I guess in the final analysis, we’ve all got a job to do, and our names and reputations are on the line, so whatever works for you, I’d say keep doing it. Because it’s not all about the software – it’s mainly about the people using it, their experience, their capabilities. But the next time you’re faced with the decision between having 100% of the engineering capabilities you need to do a job right in 3 interchangeable modules, or the ease of 1 module but only 60% of the capability, you might have to weigh the pros and cons very carefully.

And whatever you decide? You’ll still be wrong…

We’d love to hear your thoughts on this subject.

Chris Speziale, President

About the Author

is the President of HXR Drilling Services. He has extensive global experience in directional/horizontal and extended reach drilling, both from onshore pads as well as offshore TLP’s, platforms and man-made island drill sites.

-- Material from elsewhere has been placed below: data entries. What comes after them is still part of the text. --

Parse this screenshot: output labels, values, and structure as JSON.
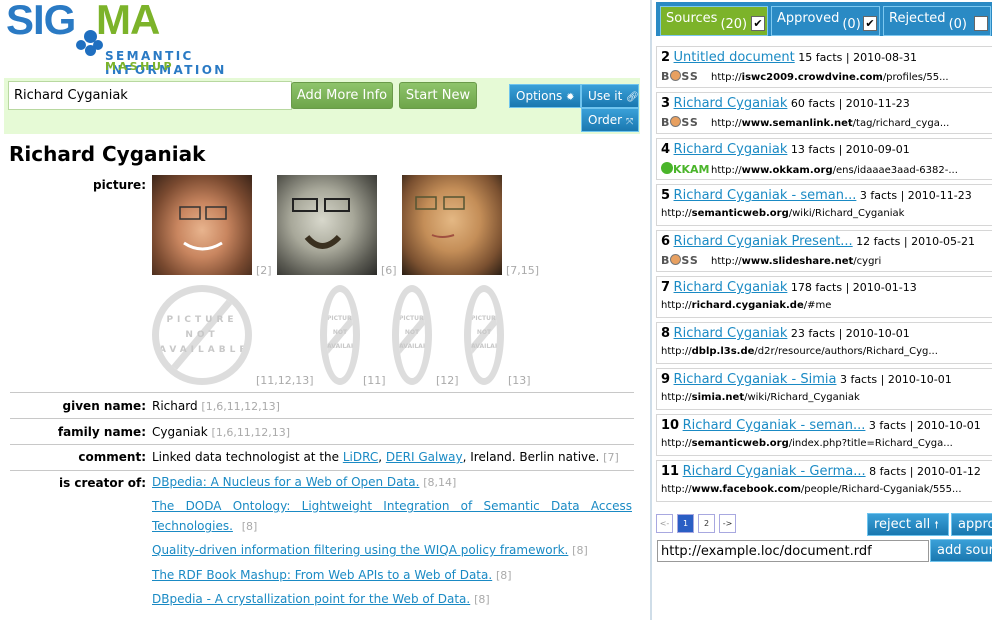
{
  "logo": {
    "part1": "SIG",
    "part2": "MA",
    "tagline1": "SEMANTIC INFORMATION",
    "tagline2": "MASHUP"
  },
  "search": {
    "value": "Richard Cyganiak",
    "add_more_info_label": "Add More Info",
    "start_new_label": "Start New"
  },
  "toolbar": {
    "options_label": "Options",
    "use_it_label": "Use it",
    "order_label": "Order"
  },
  "entity": {
    "title": "Richard Cyganiak",
    "picture": {
      "label": "picture:",
      "photos": [
        {
          "ref": "[2]"
        },
        {
          "ref": "[6]"
        },
        {
          "ref": "[7,15]"
        }
      ],
      "unavailable": [
        {
          "text": [
            "PICTURE",
            "NOT",
            "AVAILABLE"
          ],
          "ref": "[11,12,13]"
        },
        {
          "text": [
            "PICTURE",
            "NOT",
            "AVAILABLE"
          ],
          "ref": "[11]"
        },
        {
          "text": [
            "PICTURE",
            "NOT",
            "AVAILABLE"
          ],
          "ref": "[12]"
        },
        {
          "text": [
            "PICTURE",
            "NOT",
            "AVAILABLE"
          ],
          "ref": "[13]"
        }
      ]
    },
    "given_name": {
      "label": "given name:",
      "value": "Richard",
      "ref": "[1,6,11,12,13]"
    },
    "family_name": {
      "label": "family name:",
      "value": "Cyganiak",
      "ref": "[1,6,11,12,13]"
    },
    "comment": {
      "label": "comment:",
      "prefix": "Linked data technologist at the ",
      "link1": "LiDRC",
      "sep": ", ",
      "link2": "DERI Galway",
      "suffix": ", Ireland. Berlin native. ",
      "ref": "[7]"
    },
    "is_creator_of": {
      "label": "is creator of:",
      "items": [
        {
          "title": "DBpedia: A Nucleus for a Web of Open Data.",
          "ref": "[8,14]"
        },
        {
          "title": "The DODA Ontology: Lightweight Integration of Semantic Data Access Technologies.",
          "ref": "[8]"
        },
        {
          "title": "Quality-driven information filtering using the WIQA policy framework.",
          "ref": "[8]"
        },
        {
          "title": "The RDF Book Mashup: From Web APIs to a Web of Data.",
          "ref": "[8]"
        },
        {
          "title": "DBpedia - A crystallization point for the Web of Data.",
          "ref": "[8]"
        }
      ]
    }
  },
  "tabs": [
    {
      "label": "Sources",
      "count": "(20)",
      "checked": "✔",
      "active": true
    },
    {
      "label": "Approved",
      "count": "(0)",
      "checked": "✔",
      "active": false
    },
    {
      "label": "Rejected",
      "count": "(0)",
      "checked": "",
      "active": false
    }
  ],
  "sources": [
    {
      "num": "2",
      "title": "Untitled document",
      "meta": " 15 facts | 2010-08-31",
      "badge": "boss",
      "url_pre": "http://",
      "url_host": "iswc2009.crowdvine.com",
      "url_rest": "/profiles/55..."
    },
    {
      "num": "3",
      "title": "Richard Cyganiak",
      "meta": " 60 facts | 2010-11-23",
      "badge": "boss",
      "url_pre": "http://",
      "url_host": "www.semanlink.net",
      "url_rest": "/tag/richard_cyga..."
    },
    {
      "num": "4",
      "title": "Richard Cyganiak",
      "meta": " 13 facts | 2010-09-01",
      "badge": "okkam",
      "url_pre": "http://",
      "url_host": "www.okkam.org",
      "url_rest": "/ens/idaaae3aad-6382-..."
    },
    {
      "num": "5",
      "title": "Richard Cyganiak - seman...",
      "meta": " 3 facts | 2010-11-23",
      "badge": "",
      "url_pre": "http://",
      "url_host": "semanticweb.org",
      "url_rest": "/wiki/Richard_Cyganiak"
    },
    {
      "num": "6",
      "title": "Richard Cyganiak Present...",
      "meta": " 12 facts | 2010-05-21",
      "badge": "boss",
      "url_pre": "http://",
      "url_host": "www.slideshare.net",
      "url_rest": "/cygri"
    },
    {
      "num": "7",
      "title": "Richard Cyganiak",
      "meta": " 178 facts | 2010-01-13",
      "badge": "",
      "url_pre": "http://",
      "url_host": "richard.cyganiak.de",
      "url_rest": "/#me"
    },
    {
      "num": "8",
      "title": "Richard Cyganiak",
      "meta": " 23 facts | 2010-10-01",
      "badge": "",
      "url_pre": "http://",
      "url_host": "dblp.l3s.de",
      "url_rest": "/d2r/resource/authors/Richard_Cyg..."
    },
    {
      "num": "9",
      "title": "Richard Cyganiak - Simia",
      "meta": " 3 facts | 2010-10-01",
      "badge": "",
      "url_pre": "http://",
      "url_host": "simia.net",
      "url_rest": "/wiki/Richard_Cyganiak"
    },
    {
      "num": "10",
      "title": "Richard Cyganiak - seman...",
      "meta": " 3 facts | 2010-10-01",
      "badge": "",
      "url_pre": "http://",
      "url_host": "semanticweb.org",
      "url_rest": "/index.php?title=Richard_Cyga..."
    },
    {
      "num": "11",
      "title": "Richard Cyganiak - Germa...",
      "meta": " 8 facts | 2010-01-12",
      "badge": "",
      "url_pre": "http://",
      "url_host": "www.facebook.com",
      "url_rest": "/people/Richard-Cyganiak/555..."
    }
  ],
  "badges": {
    "boss": "B",
    "boss_rest": "SS",
    "okkam": "KKAM"
  },
  "pagination": {
    "prev": "<-",
    "pages": [
      "1",
      "2"
    ],
    "current": "1",
    "next": "->"
  },
  "actions": {
    "reject_all_label": "reject all",
    "approve_all_label": "approve all",
    "add_source_label": "add source"
  },
  "add_source": {
    "value": "http://example.loc/document.rdf"
  },
  "colors": {
    "accent_blue": "#2a8ac4",
    "accent_green": "#7cb32a",
    "link": "#1a8ac4",
    "search_bg": "#e6fad6"
  }
}
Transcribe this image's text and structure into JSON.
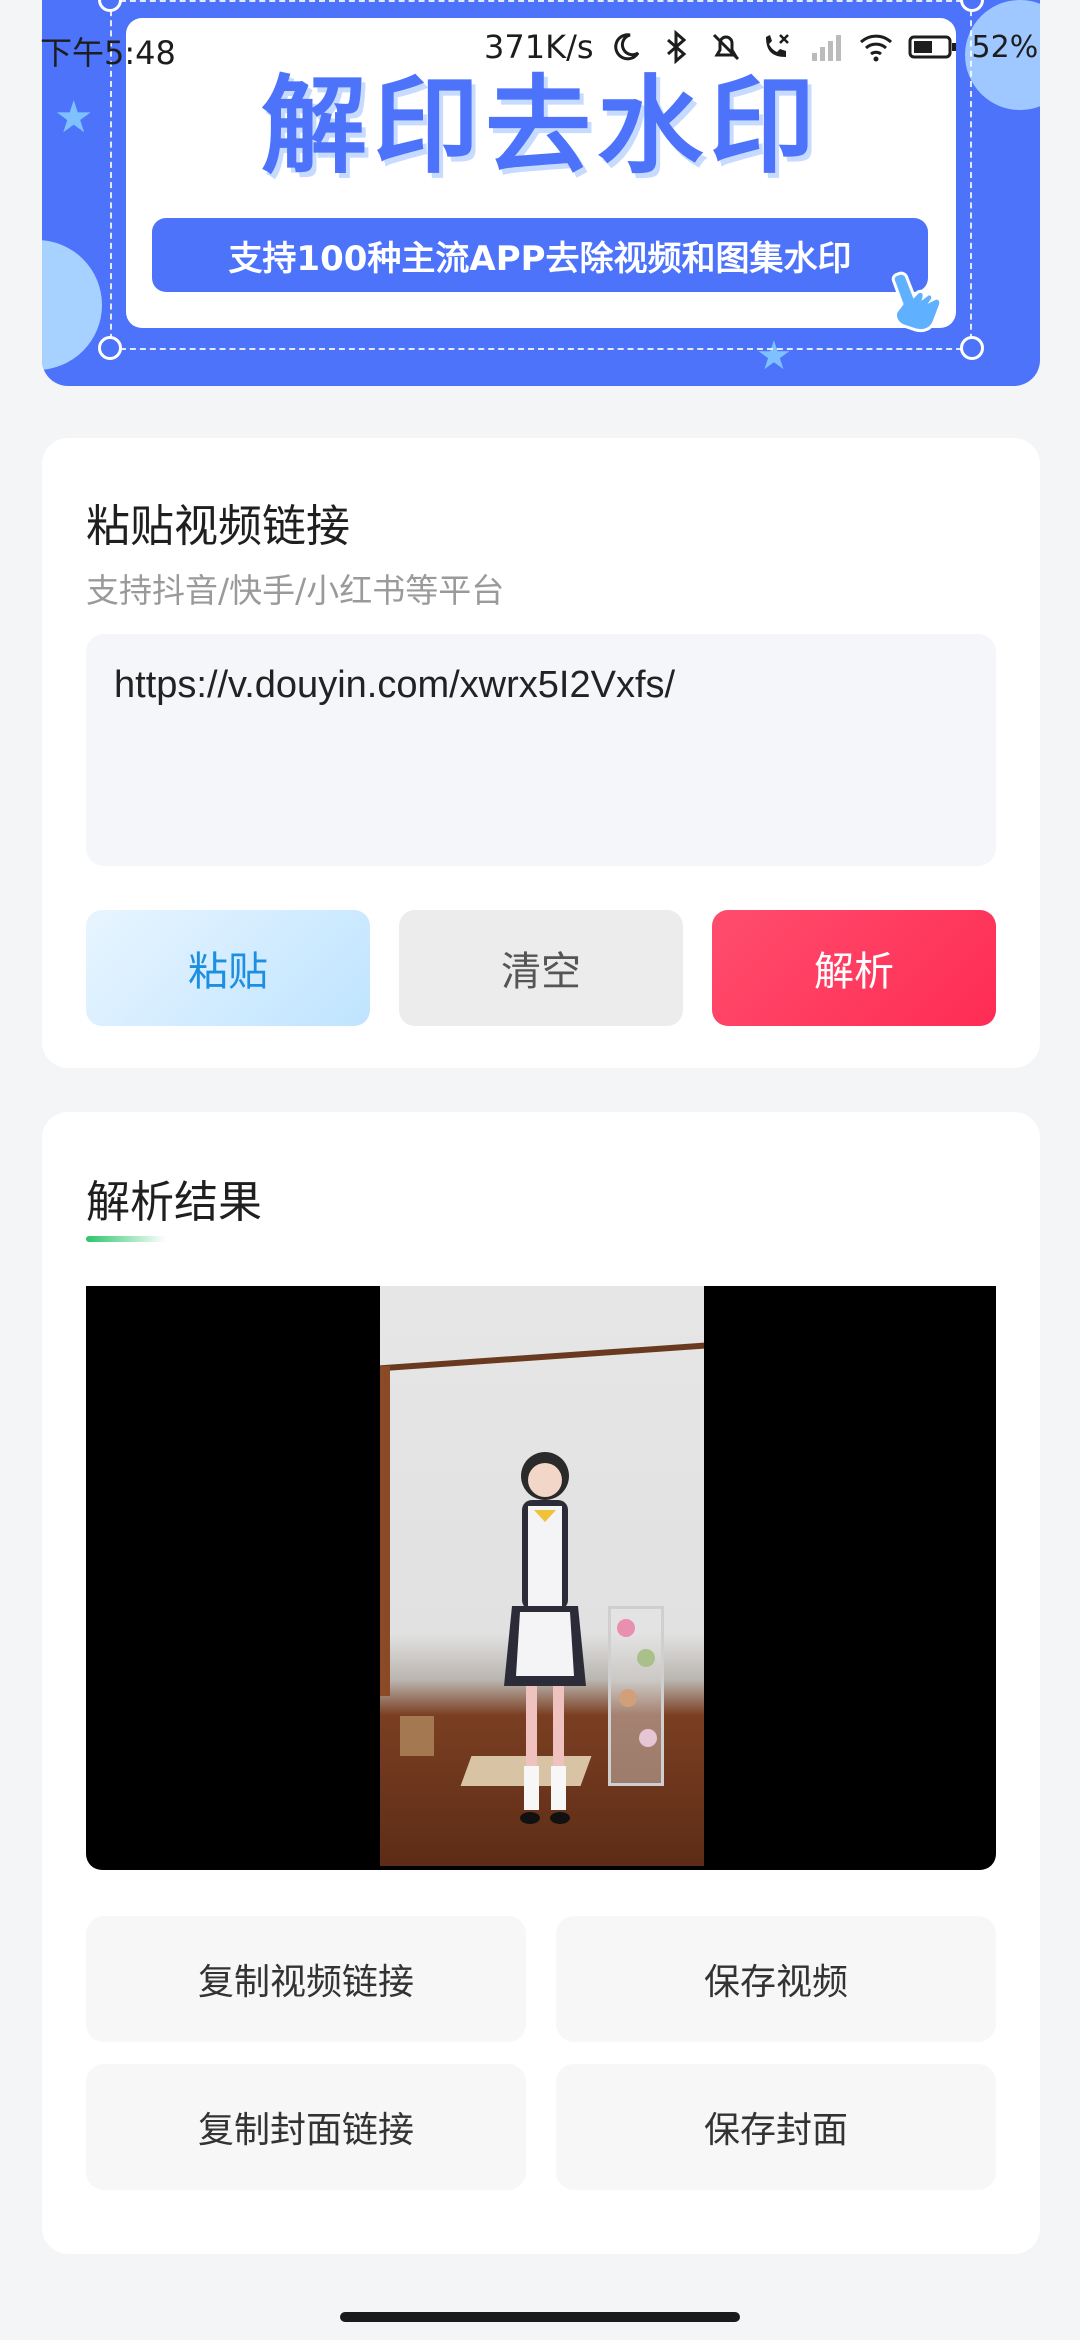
{
  "status_bar": {
    "time": "下午5:48",
    "net_speed": "371K/s",
    "battery": "52%",
    "icons": [
      "moon-icon",
      "bluetooth-icon",
      "bell-muted-icon",
      "call-blocked-icon",
      "signal-icon",
      "wifi-icon",
      "battery-icon"
    ]
  },
  "banner": {
    "title": "解印去水印",
    "subtitle": "支持100种主流APP去除视频和图集水印",
    "colors": {
      "primary": "#4d73fb",
      "light": "#a7d2ff"
    }
  },
  "input_card": {
    "title": "粘贴视频链接",
    "subtitle": "支持抖音/快手/小红书等平台",
    "url_value": "https://v.douyin.com/xwrx5I2Vxfs/",
    "buttons": {
      "paste": "粘贴",
      "clear": "清空",
      "parse": "解析"
    }
  },
  "result_card": {
    "title": "解析结果",
    "actions": {
      "copy_video_link": "复制视频链接",
      "save_video": "保存视频",
      "copy_cover_link": "复制封面链接",
      "save_cover": "保存封面"
    }
  }
}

2 responses to “When it comes to Drilling Software, you can’t always get what you want…”

  1. Gefei Liu says:

    Hi, Chris:

    Great article! I enjoyed reading it.


  2. Hans Schmidt says:

    Hi Chris,
    I have just come out of a large company where this “Jack of all trades, master of none” philosophy was applied to the software. I have seen the new breed of engineer, inexperienced, possibly just out of school or training. He will have an office job inside 2 years even without knowing all his tools by that time.They do embrace these programs and also they do accept everything without challenge. Most of them will not stay long enough in the field to get real experience, for them these “all in once” is the ultimate!
    In my personal opinion, the modular approach is the more professional. One is not tied down with dead weight eating computer and time resources, one is actually only confronted with the relevant data important for the job at hand, now. The engineer has actually time to be on the rig floor, where the action is.